Un libro del siglo XVI rezaba: "los magos dicen que si una persona se frota a sí misma con un diente de león será bienvenido en todas partes y obtendrá lo que desee".

martes, 17 de julio de 2007

QUÉ BELLO ES VIVIR... SOÑANDO (R. Creek)


Cuando era niña, hubo una época en que me llevaba un disgusto de aúpa cada vez que, en cualquier película, aparecían regalos que nunca llegaban a abrirse.
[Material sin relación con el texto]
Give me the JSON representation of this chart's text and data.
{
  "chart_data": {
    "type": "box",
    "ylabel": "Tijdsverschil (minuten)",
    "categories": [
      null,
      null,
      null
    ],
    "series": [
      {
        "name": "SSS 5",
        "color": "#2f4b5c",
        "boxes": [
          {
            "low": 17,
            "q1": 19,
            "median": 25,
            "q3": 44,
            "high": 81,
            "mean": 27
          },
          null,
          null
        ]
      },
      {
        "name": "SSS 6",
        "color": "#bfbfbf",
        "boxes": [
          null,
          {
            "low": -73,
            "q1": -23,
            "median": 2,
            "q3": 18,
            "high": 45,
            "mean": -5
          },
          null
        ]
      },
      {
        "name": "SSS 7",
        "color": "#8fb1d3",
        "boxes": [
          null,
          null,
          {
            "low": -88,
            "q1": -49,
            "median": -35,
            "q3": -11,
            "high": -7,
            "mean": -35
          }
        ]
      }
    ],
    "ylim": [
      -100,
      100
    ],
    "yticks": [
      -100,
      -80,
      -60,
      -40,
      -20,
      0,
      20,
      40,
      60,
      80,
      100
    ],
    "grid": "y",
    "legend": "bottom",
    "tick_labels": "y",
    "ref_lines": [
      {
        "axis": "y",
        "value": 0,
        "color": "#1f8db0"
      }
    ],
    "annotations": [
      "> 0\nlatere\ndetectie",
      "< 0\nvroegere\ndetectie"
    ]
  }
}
Él iba a buscarla y llevaba en la mano una tabletita brillante con lazo; ella le besaba levemente en la mejilla, decía que no debería haberse molestado, y depositaba el presente sobre la chimenea mientras seguían hablando de otras trivialidades, nunca tan importantes ¡nunca! como el contenido de ese regalo del que no volvía a hablarse en toda la película, para mi desesperación. 

No quiero ya ni hablar de las películas navideñas. Cajas y cajas por todas partes y sólo se veía el contenido del gracioso regalo del nieto al abuelo y el esperado y largamente buscado regalo del niño. ¡¿Qué recontrarrábanos contenía el resto?! Hubiese traspasado el cristal y los habría abierto yo misma. Lo juro. De hecho, en cuanto veía un envoltorio, ya estaba yo nerviosa cruzando dedos: quesevealoquetiene quesevealoquetiene aunque sea un calcetín con tomate. No sé cuándo, pero superé esa fase. Supongo que cuando me di cuenta de que todo era atrezzo, que se trataba de cajas de detergente vacías, delicadamente disfrazadas. Y supongo también que llegué a esa conclusión porque mis hermanos y yo hacíamos lo propio para adornar el árbol: envolvíamos galletas, rosquillas,… de todo, hasta que el árbol se ladeaba peligrosamente hacia el beso del suelo.

A esa fase siguieron muchas otras. En una de ellas me empeñaba en imaginar qué sucedía después de The Ends, sobre todo si se trataba de una película desaconsejada para diabéticos que no me llegaba a creer. Por ejemplo, pensaba que Richard Gere, en la primera discusión que tuviese con Julia, le echaría en cara su pasado “milonguero”; ella no se lo perdonaría y se largaría; él la iría a buscar otra vez, y así hasta el infinito. Pero también me sucedía con las que me gustaban: también pensaba que Ilsa no iba a ser nada feliz con Lazlo, que viviría una apacible vida resignada, y no me cabía en la cabeza que a Lazlo eso no le importase.

Superé igualmente esa etapa. La superé cuando, viviendo, aprendí que, como los regalos, hay sueños que merece la pena mantener en su vitrina, sin levantar jamás la campana transparente que los preserva de la realidad, cuyo contacto, muy probablemente, los convertiría en cenizas. Sí, aprendí que los sueños cine son cuando, realidando cualquiera de los míos, se me hizo polvo. Conocí, entonces, que es posible vivir, vivir realmente, pero sin despertar del ensueño. Supe que cada fragmento de magia encerrado en una película acaba ahí porque es eso: pura fantasía en la que no hay progreso, puro onirismo recurrente al que volver siempre. Sin aterrizaje ni desengaño posible. Y supe, en fin, que hay ciertos besos que saben mucho mejor si no se dan con los labios, porque se convierten en el beso eternamente sabroso que esperar de la vida; que la luna es inmensamente más bella desde aquí abajo que explorada al microscopio; que hay regalos que son más hermosos cuando se quedan cerrados, porque entonces permanecen siempre llenos de promesas.